Beim Stadtrivalen dürften die Entwicklungen beim SK Rapid naturgemäß eine größere Rolle spielen, als bei anderen Vereinen. "Wenn bei Rapid etwas Großes passiert, wird auch bei uns darüber gesprochen – das ist umgekehrt sicher nicht anders", erklärt die sportliche Leiterin der Wiener Austria, Lisa Makas, gegenüber 90minuten.at. Ungefragt kommt sie gleich auf das spannendste Thema zu sprechen: "Irgendwann wird es in der Bundesliga ein Wiener Derby geben, es ist großartig, dass wir das den Fans bieten können". Makas gerät schnell ins Schwärmen: "Für viele Spielerinnen ist es noch gar nicht greifbar, welche Emotionen ein Derby auslösen kann. Wenn viele Fans im Stadion sind, treibt das auf dem Platz enorm an".

Im Rennen um die Talente im Nachwuchs sieht sie die Grenzen bereits einigermaßen abgesteckt: "In vielen Fällen hängt das von den Eltern ab.
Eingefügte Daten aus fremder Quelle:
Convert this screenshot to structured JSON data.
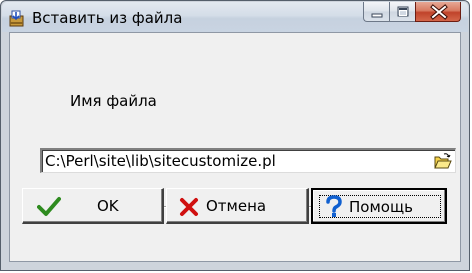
{
  "window": {
    "title": "Вставить из файла",
    "controls": {
      "minimize_icon": "minimize-icon",
      "maximize_icon": "maximize-icon",
      "close_icon": "close-icon"
    }
  },
  "form": {
    "filename_label": "Имя файла",
    "filename_value": "C:\\Perl\\site\\lib\\sitecustomize.pl",
    "browse_icon": "folder-open-icon"
  },
  "buttons": {
    "ok": "OK",
    "cancel": "Отмена",
    "help": "Помощь"
  },
  "colors": {
    "ok_check": "#2e8b1f",
    "cancel_x": "#d01010",
    "help_q": "#1060d0",
    "close_button": "#c0432a"
  }
}
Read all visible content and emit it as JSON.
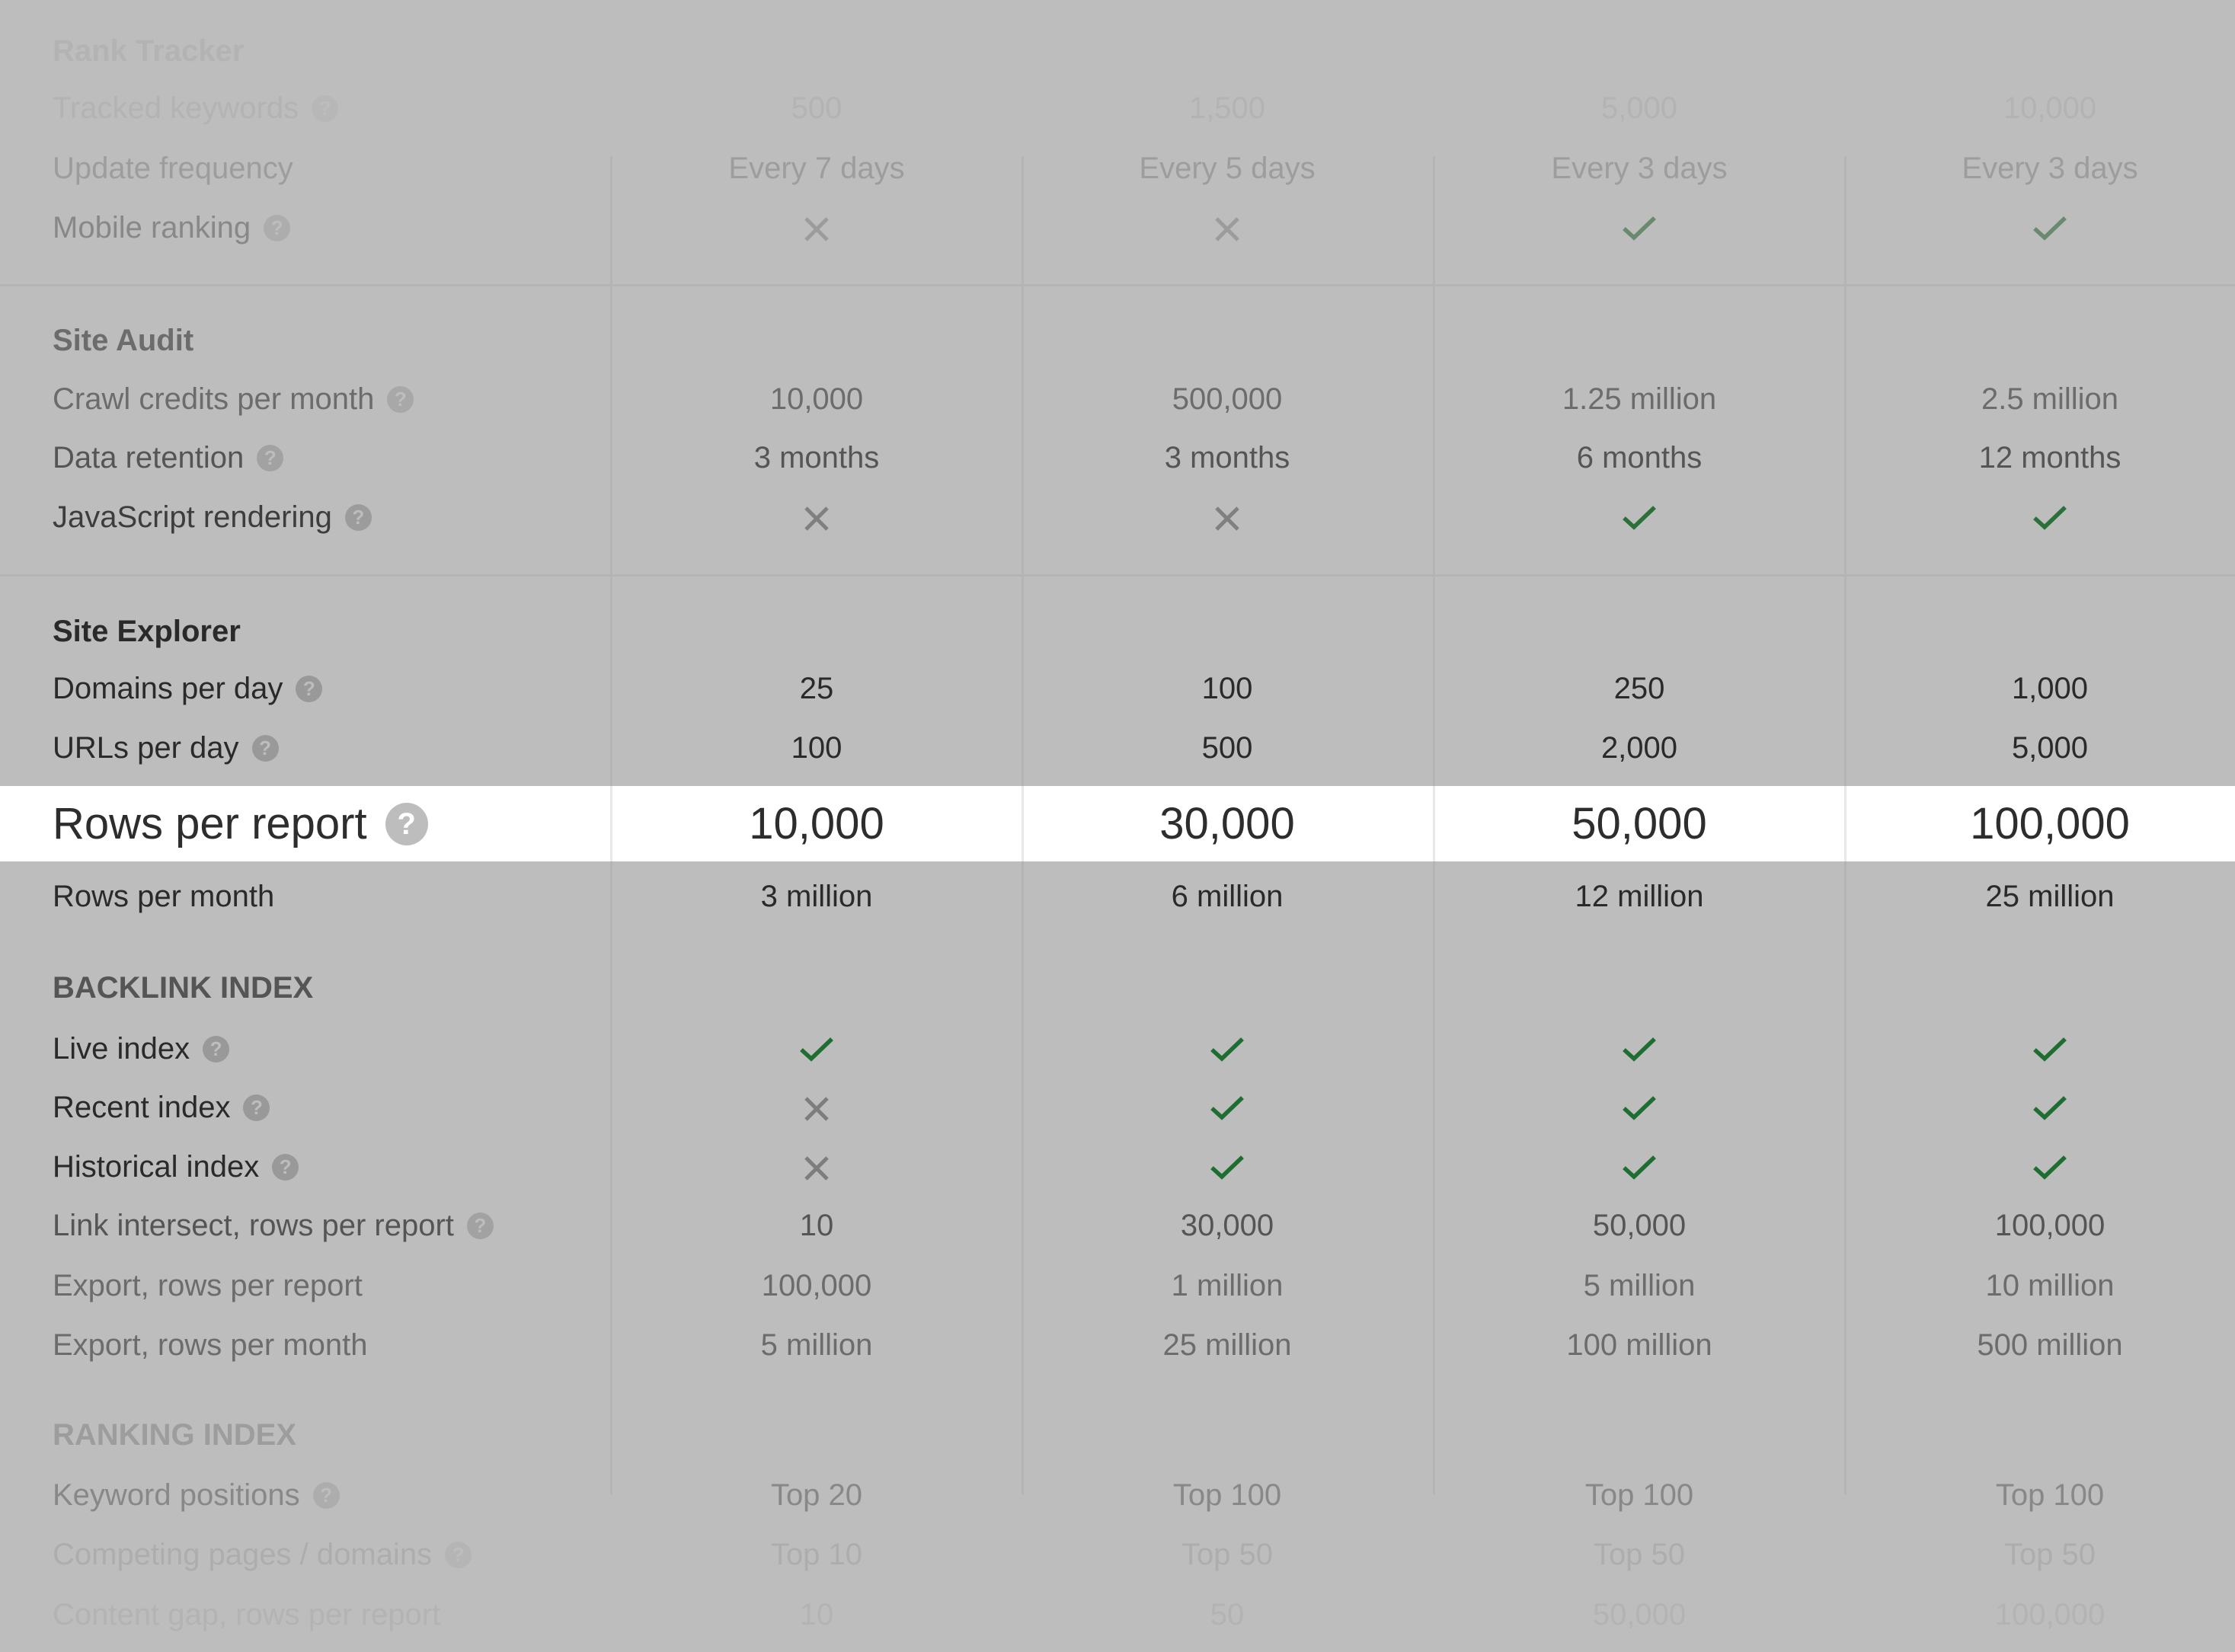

Vor einiger Zeit wollten wir eine Spielerin haben, die sich für das Interesse bedankt hat, aber nie zu uns gekommen wäre, weil sie und ihre Familie Rapid-Fans sind. Die meisten Austria-Fans werden ihre Kinder auch nicht zu Rapid bringen. Beim Großteil der Spielerinnen geht es aber darum, sie mit unserer Qualität und Infrastruktur von uns zu überzeugen".

Auf ihre ehemalige Nationalteam-Kollegin und Neo-Rapidlerin Carina Wenninger angesprochen meint Makas: "Ich kenne die Carina schon sehr lange, wir sind gut befreundet. Persönlich freut es mich sehr, dass sie wieder Fußballspielen kann. Ich bin jetzt lange genug bei der Austria – ein bisschen sticht es schon, an unserer Freundschaft ändert es aber nichts". Zum ersten Duell könnte es zwischen Young Violets in eineinhalb Jahren in der 2. Liga kommen – sofern kein Testspiel vereinbart wird.

 

Welche Seite zeigt Rapid?

Das Interesse und die vorsichtige Hoffnung rund um den Start der SK Rapid Frauen sind spürbar. Das erste Testspiel ist Ende Februar bereits erledigt, für viele Spielerinnen auf dem Platz war es einer von hoffentlich vielen beeindruckenden Erlebnissen. Noch vor dem Eklat beim Wiener Derby der Männer machten allerdings einzelne Fans auch bei den Frauen negativ auf sich aufmerksam. "Wenn sie nicht so pummelig wäre, wäre die Nummer XY auch schoaf", "Des ist ja fix ein Typ die Oide", "Dem gehört die Hose ausgezogen, um zu schauen, ob er einen Schniedl hat" – eine Auswahl aus mehreren inakzeptablen Äußerungen Einzelner, die beim ersten Testspiel für einen großen Teil des Publikums und damit auch viele junge Mädchen gut hörbar waren. Man wird sich innerhalb der Szene überlegen müssen, wie man mit solchen Situationen in Zukunft umgeht. Repräsentativ waren einzelne Entgleisungen nicht, die Atmosphäre durchaus positiv – es bleibt zu hoffen, dass Rapid den Erwartungen auch in dieser Hinsicht gerecht wird.